Forensic analytics in fraud investigations

Identifying rare events that can bring the business down

​Forensic analytics combines advanced analytics with forensic accounting and investigative techniques to identify potential rare events of consequence—needles in the massive haystacks of data and information that can signal trouble in the making. Urgently needed to meet growing regulatory and customer demands for fraud mitigation, forensic analytics can reveal signals of emerging risks months or even years earlier than possible otherwise.

Forensic analytics resources

​Detection of fraud schemes has long involved searching for patterns in behavior, actions, relationships, and the movement of money. Forensic analytics helps organizations identify, thwart, and prevent attacks by integrating artificial intelligence (AI)-based data analysis with skilled forensic investigation of fraudsters' motives and methods.

In addition to its fraud-fighting applications, forensic analytics can be used to address operational issues, such as how an organization's processes and controls can create vulnerabilities as well as how they respond to evidence of possible issues. For example, one automaker discovered that, on average, defects could have been identified a year and a half earlier with a forensic analytics approach.

Methods employed to address these challenges include:

  • An analytics repository integrates disparate data sources so analytical models can identify and consolidate signals from across an enterprise.
  • Supervised modeling involves development of algorithms that articulate similarities between groups of historical fraud patterns, and identifies what separates them from the rest of the data population.

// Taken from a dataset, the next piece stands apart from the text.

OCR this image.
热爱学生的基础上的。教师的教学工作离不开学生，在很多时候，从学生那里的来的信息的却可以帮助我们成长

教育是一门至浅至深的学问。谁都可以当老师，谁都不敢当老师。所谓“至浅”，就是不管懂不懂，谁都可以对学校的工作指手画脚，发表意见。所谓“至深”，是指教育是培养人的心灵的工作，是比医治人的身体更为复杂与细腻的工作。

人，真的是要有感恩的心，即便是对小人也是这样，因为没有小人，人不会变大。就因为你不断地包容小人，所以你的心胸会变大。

For example, regression equations, decision trees, and neural networks can be designed to classify historical instances of fraudulent actions as being either high or low risk.
  • Text and computer vision analytics are increasingly valuable investigative tools amid the explosive growth in unstructured data, including emails, messaging, audio, and video.

Analytic deployment considerations

Several methods warrant consideration in developing and applying forensic analytics:​

  • Training and self-learning. Analytics can learn from a variety of data sources, such as risk issues the organization has confronted in the past.
  • Backtesting. Organizations can scientifically test forensic analytics performance in determining whether to use it.
  • Iterative approach. As a forensic analytics solution is being implemented, models can be iteratively developed, adapted, and scaled so they respond to new and evolving fraud patterns, and at the same time, continually gain a broader view of the risks an enterprise may face.
  • Feedback and continuous improvement. Once the forensic analytics solution is in place, its effectiveness can be continually improved by incorporating feedback from results of each investigation, from the continually growing body of forensic accounting and investigation knowledge and insight, and from the input of stakeholders across the enterprise.